Micell Technologies Announces Completion of Enrollment in MiStent Randomized Trial Against Xience

DURHAM, N.C., Micell Technologies, Inc. announced the completion of patient enrollment in DESSOLVE III, a 1,400 patient, 20 center, randomized clinical trial comparing MiStent^® Sirolimus Eluting Absorbable Polymer Coronary Stent System (MiStent SES^®) to XIENCE Everolimus Eluting Coronary Stent System^® (Xience^®).  

DESSOLVE III is a prospective, balanced, randomized, controlled, single-blind, multi-center study comparing clinical outcomes between MiStent SES and Xience in a "real world, all-comers" patient population.  Patients in the trial suffered from symptomatic coronary artery disease, including those with chronic stable angina, silent ischemia, or acute coronary syndrome, and qualified for percutaneous coronary interventions.  The primary endpoint for this trial is a non-inferiority comparison of a device-oriented composite endpoint (DOCE) or target lesion failure (TLF) of the MiStent SES group versus the Xience group at 12 months' post-procedure. 

Arthur J. Benvenuto, chairman and chief executive officer of Micell said, "This is another significant milestone in building the clinical data for MiStent. Currently, we have DESSOLVE C enrolling in China with plans to expand our clinical programs to the United States and Japan."

MiStent is highly differentiated within the new class of bioabsorbable drug-eluting stents in that its design includes a crystalline drug that remains in the tissue for an extended period – well beyond the rapidly absorbing polymer. The long-term performance of this innovative drug delivery profile has been presented in recent publication in EuroIntervention, as submitted by William Wijns, M.D., the Co-Director of Cardiovascular Center, Aalst, Belgium.   

MiStent SES has CE Mark in the European Union, and is being distributed exclusively by STENTYS around the world with the exception of the United States, Canada, China, South Korea and Japan. STENTYS is currently conducting a controlled launch in select countries in Europe, the Middle East, Asia and Latin America. 
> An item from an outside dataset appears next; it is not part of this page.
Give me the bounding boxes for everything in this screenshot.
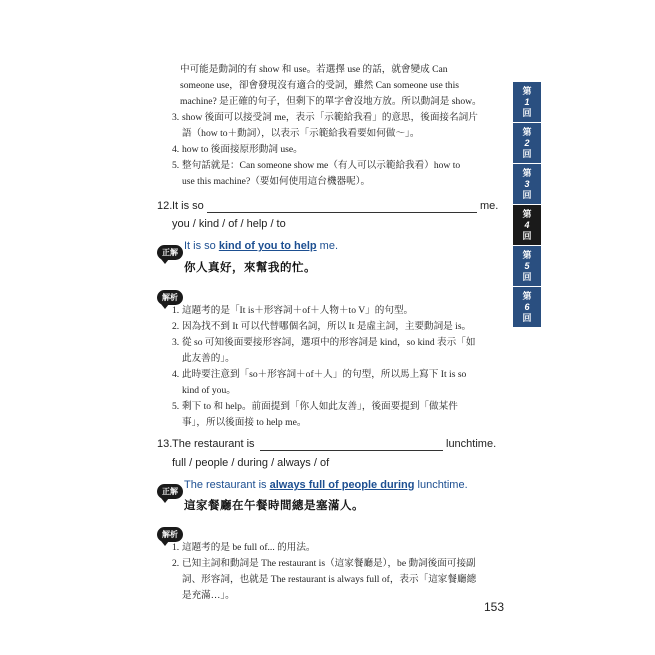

"We are pleased by the speed with which the study was enrolled in the head-to-head comparison against market-leading Xience," said Gonzague Issenmann, chief executive officer of STENTYS. "Through this study and our ongoing controlled launch of MiStent, we are receiving outstanding feedback on the product's performance as a workhorse stent."

About the MiStent SES

MiStent SES^® is designed to optimize healing in patients with coronary artery disease.  The rapidly absorbable coating of the MiStent SES, which contains crystalline drug (sirolimus) and an absorbable polymer, is intended to precisely and consistently provide for local drug delivery and limit the duration of polymer exposure.  These characteristics potentially reduce the safety risks associated with currently commercially available drug-eluting stents.

Using an approved drug (sirolimus) and polymer (PLGA), Micell's patented supercritical fluid technology allows a rigorously controlled drug/polymer coating to be applied to a bare-metal stent.  The MiStent SES leverages the benefits of a cobalt chromium coronary stent system, a state-of-the-art, thin-strut, bare-metal stent, which has demonstrated excellent deliverability, conformability and flexibility.
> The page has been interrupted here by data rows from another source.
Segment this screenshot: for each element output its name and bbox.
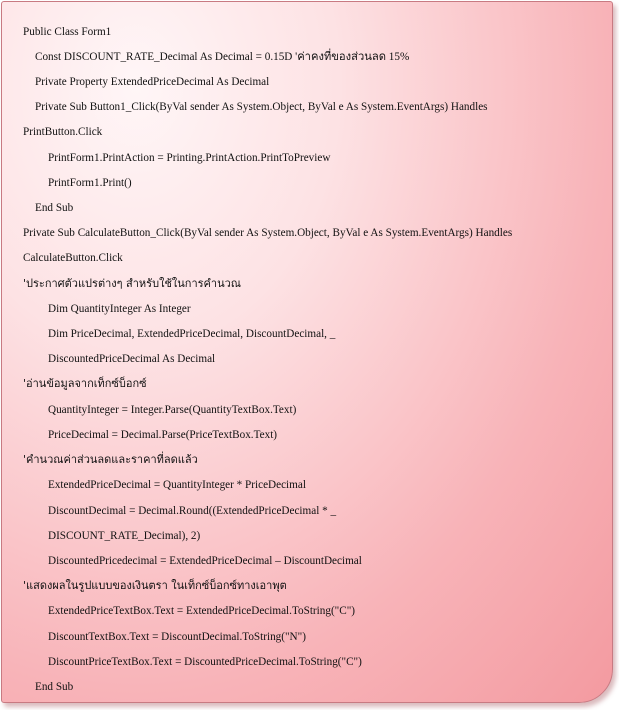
code-line: Const DISCOUNT_RATE_Decimal As Decimal = 0.15D 'ค่าคงที่ของส่วนลด 15% [35, 51, 410, 63]
comment-line: 'คำนวณค่าส่วนลดและราคาที่ลดแล้ว [23, 453, 198, 466]
code-line: End Sub [35, 681, 74, 693]
comment-line: 'อ่านข้อมูลจากเท็กซ์บ็อกซ์ [23, 377, 147, 390]
code-line: DISCOUNT_RATE_Decimal), 2) [48, 530, 201, 542]
code-line: DiscountedPriceDecimal As Decimal [48, 353, 216, 365]
code-line: Dim QuantityInteger As Integer [48, 303, 191, 315]
code-panel [1, 1, 613, 703]
code-line: PrintForm1.PrintAction = Printing.PrintAction.PrintToPreview [48, 152, 331, 164]
code-line: Dim PriceDecimal, ExtendedPriceDecimal, DiscountDecimal, _ [48, 328, 336, 340]
code-line: ExtendedPriceTextBox.Text = ExtendedPriceDecimal.ToString("C") [48, 605, 355, 617]
code-line: PrintButton.Click [23, 126, 103, 138]
code-line: Private Property ExtendedPriceDecimal As Decimal [35, 76, 270, 88]
code-line: Private Sub Button1_Click(ByVal sender As System.Object, ByVal e As System.EventArgs) Handles [35, 101, 488, 113]
comment-line: 'แสดงผลในรูปแบบของเงินตรา ในเท็กซ์บ็อกซ์ทางเอาพุต [23, 579, 287, 592]
code-line: DiscountTextBox.Text = DiscountDecimal.ToString("N") [48, 631, 306, 643]
code-listing [2, 2, 612, 702]
code-line: DiscountDecimal = Decimal.Round((ExtendedPriceDecimal * _ [48, 505, 337, 517]
code-line: Public Class Form1 [23, 26, 112, 38]
code-line: QuantityInteger = Integer.Parse(QuantityTextBox.Text) [48, 404, 297, 416]
code-line: DiscountPriceTextBox.Text = DiscountedPriceDecimal.ToString("C") [48, 656, 362, 668]
code-line: DiscountedPricedecimal = ExtendedPriceDecimal – DiscountDecimal [48, 555, 362, 567]
code-line: CalculateButton.Click [23, 252, 123, 264]
code-line: PriceDecimal = Decimal.Parse(PriceTextBox.Text) [48, 429, 278, 441]
code-line: ExtendedPriceDecimal = QuantityInteger * PriceDecimal [48, 479, 306, 491]
comment-line: 'ประกาศตัวแปรต่างๆ สำหรับใช้ในการคำนวณ [23, 277, 241, 290]
code-line: PrintForm1.Print() [48, 177, 132, 189]
code-line: Private Sub CalculateButton_Click(ByVal sender As System.Object, ByVal e As System.EventArgs) Handles [23, 227, 513, 239]
code-line: End Sub [35, 202, 74, 214]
EU approval of MiStent SES was supported by clinical data from two studies, DESSOLVE I and II, which demonstrated superior in-stent late lumen loss rates and an excellent safety profile.  The 4- year data was recently presented by Alexandra Lansky, M.D., Director, Yale Cardiovascular Clinical Research Program, Yale University School of Medicine, New Haven, Conn., at the 27^th Annual Transcatheter Cardiovascular Therapeutics (TCT) Conference held in San Francisco.   Highlights of the data included no target lesion events in the DESSOLVE I study and sustained clinical outcomes in both DESSOLVE I and II through four years' follow-up. There have been no probable or definite stent thromboses in either study. Importantly, MiStent SES continues to show a low combined target lesion revascularization (TLR) rate for DESSOLVE I and II of 2.7% at 4 years' follow-up, which is consistent with previously demonstrated lack of late loss progression in the DESSOLVE I study.